In the following exercises, a variety of situations involving children are described. For each situation, write down at lease 2 behavior reflections.
Bent is carefully putting each block on a shelf during clean-up.
A. You are being very careful to put each block in its place.
B. You’re cleaning up.
1. Karen has had a long turn at the microscope and now, without anyone telling her to, is giving Paul a turn.
2. Paul has finished with his lunch and is putting his dishes away.
3. Right before supper, Keith is helping Mom setting up the table.
4. Jonathan helps you put the laundry and the soap into the washing machine
Constructing Effective Encouragement
This exercise will give you an opportunity to formulate your own effective encouragement. Read each situation, and then write at least one effective encouragement you could use in response.
1. It is clean up time. John is helping you picking up all the blocks and put them away.

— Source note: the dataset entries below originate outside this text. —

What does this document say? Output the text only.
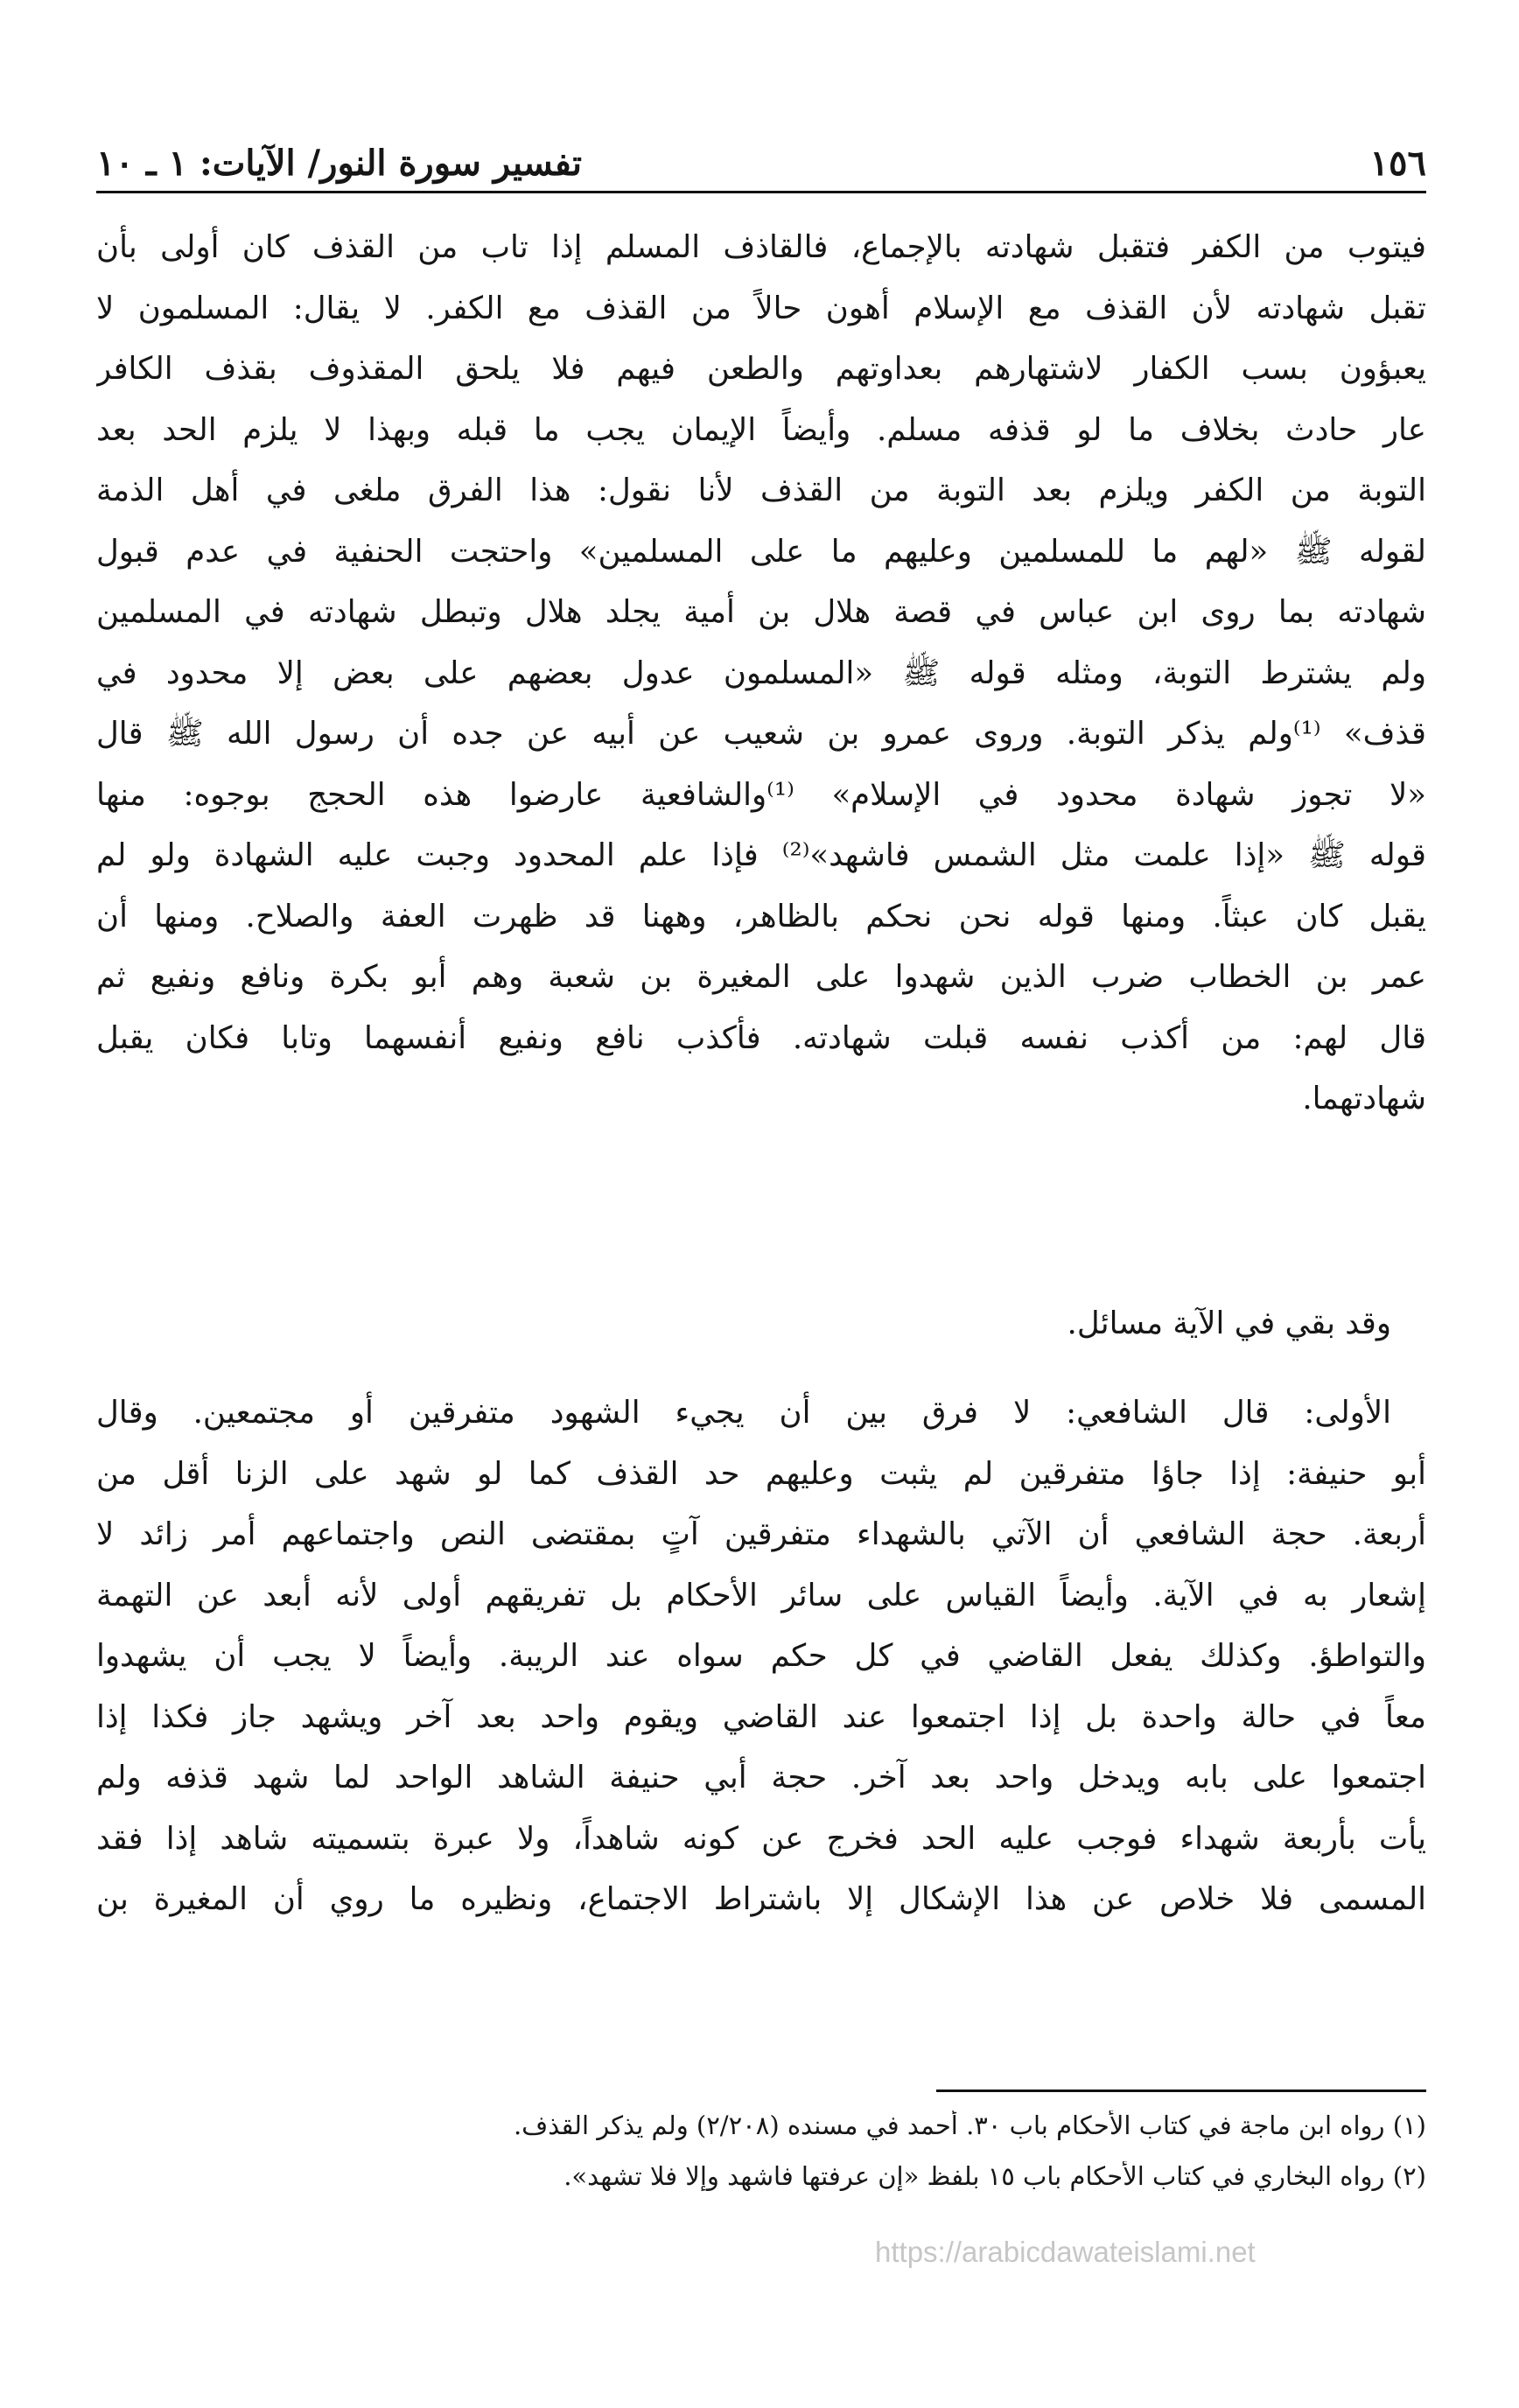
١٥٦
تفسير سورة النور/ الآيات: ١ ـ ١٠
فيتوب من الكفر فتقبل شهادته بالإجماع، فالقاذف المسلم إذا تاب من القذف كان أولى بأن
تقبل شهادته لأن القذف مع الإسلام أهون حالاً من القذف مع الكفر. لا يقال: المسلمون لا
يعبؤون بسب الكفار لاشتهارهم بعداوتهم والطعن فيهم فلا يلحق المقذوف بقذف الكافر
عار حادث بخلاف ما لو قذفه مسلم. وأيضاً الإيمان يجب ما قبله وبهذا لا يلزم الحد بعد
التوبة من الكفر ويلزم بعد التوبة من القذف لأنا نقول: هذا الفرق ملغى في أهل الذمة
لقوله ﷺ «لهم ما للمسلمين وعليهم ما على المسلمين» واحتجت الحنفية في عدم قبول
شهادته بما روى ابن عباس في قصة هلال بن أمية يجلد هلال وتبطل شهادته في المسلمين
ولم يشترط التوبة، ومثله قوله ﷺ «المسلمون عدول بعضهم على بعض إلا محدود في
قذف» ⁽¹⁾ولم يذكر التوبة. وروى عمرو بن شعيب عن أبيه عن جده أن رسول الله ﷺ قال
«لا تجوز شهادة محدود في الإسلام» ⁽¹⁾والشافعية عارضوا هذه الحجج بوجوه: منها
قوله ﷺ «إذا علمت مثل الشمس فاشهد»⁽²⁾ فإذا علم المحدود وجبت عليه الشهادة ولو لم
يقبل كان عبثاً. ومنها قوله نحن نحكم بالظاهر، وههنا قد ظهرت العفة والصلاح. ومنها أن
عمر بن الخطاب ضرب الذين شهدوا على المغيرة بن شعبة وهم أبو بكرة ونافع ونفيع ثم
قال لهم: من أكذب نفسه قبلت شهادته. فأكذب نافع ونفيع أنفسهما وتابا فكان يقبل
شهادتهما.
وقد بقي في الآية مسائل.
الأولى: قال الشافعي: لا فرق بين أن يجيء الشهود متفرقين أو مجتمعين. وقال
أبو حنيفة: إذا جاؤا متفرقين لم يثبت وعليهم حد القذف كما لو شهد على الزنا أقل من
أربعة. حجة الشافعي أن الآتي بالشهداء متفرقين آتٍ بمقتضى النص واجتماعهم أمر زائد لا
إشعار به في الآية. وأيضاً القياس على سائر الأحكام بل تفريقهم أولى لأنه أبعد عن التهمة
والتواطؤ. وكذلك يفعل القاضي في كل حكم سواه عند الريبة. وأيضاً لا يجب أن يشهدوا
معاً في حالة واحدة بل إذا اجتمعوا عند القاضي ويقوم واحد بعد آخر ويشهد جاز فكذا إذا
اجتمعوا على بابه ويدخل واحد بعد آخر. حجة أبي حنيفة الشاهد الواحد لما شهد قذفه ولم
يأت بأربعة شهداء فوجب عليه الحد فخرج عن كونه شاهداً، ولا عبرة بتسميته شاهد إذا فقد
المسمى فلا خلاص عن هذا الإشكال إلا باشتراط الاجتماع، ونظيره ما روي أن المغيرة بن
(١) رواه ابن ماجة في كتاب الأحكام باب ٣٠. أحمد في مسنده (٢/٢٠٨) ولم يذكر القذف.
(٢) رواه البخاري في كتاب الأحكام باب ١٥ بلفظ «إن عرفتها فاشهد وإلا فلا تشهد».
https://arabicdawateislami.net
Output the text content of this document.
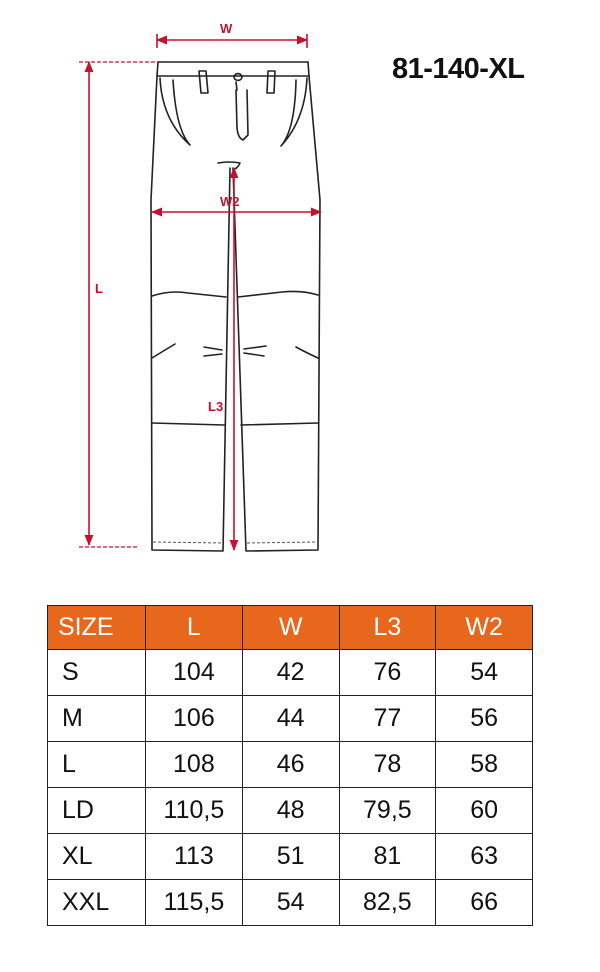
W
W2
L
L3
81-140-XL
SIZE	L	W	L3	W2
S	104	42	76	54
M	106	44	77	56
L	108	46	78	58
LD	110,5	48	79,5	60
XL	113	51	81	63
XXL	115,5	54	82,5	66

2. Amy is showing you the puzzle she has just completed.
3. John has crawled over to a cupboard and pulled himself upright for the first time.
Constructing Affective Reflections
This exercise will give you an opportunity to formulate your own affective reflections. The following are some typical statements made by children. Read each statement, and then write at least one affective reflection you could use in response.
Look, I finished this all by myself.
Affective reflection: It makes you feel proud to have gotten it by yourself. You’re please with the job you’ve done.
1. When is my mommy going to come?
2. I wish I could go along. He always gets to go everywhere.
3. I made a dinosaur all by myself!!
4. I am always last.
5. I don’t want to go to bed! It’s too early.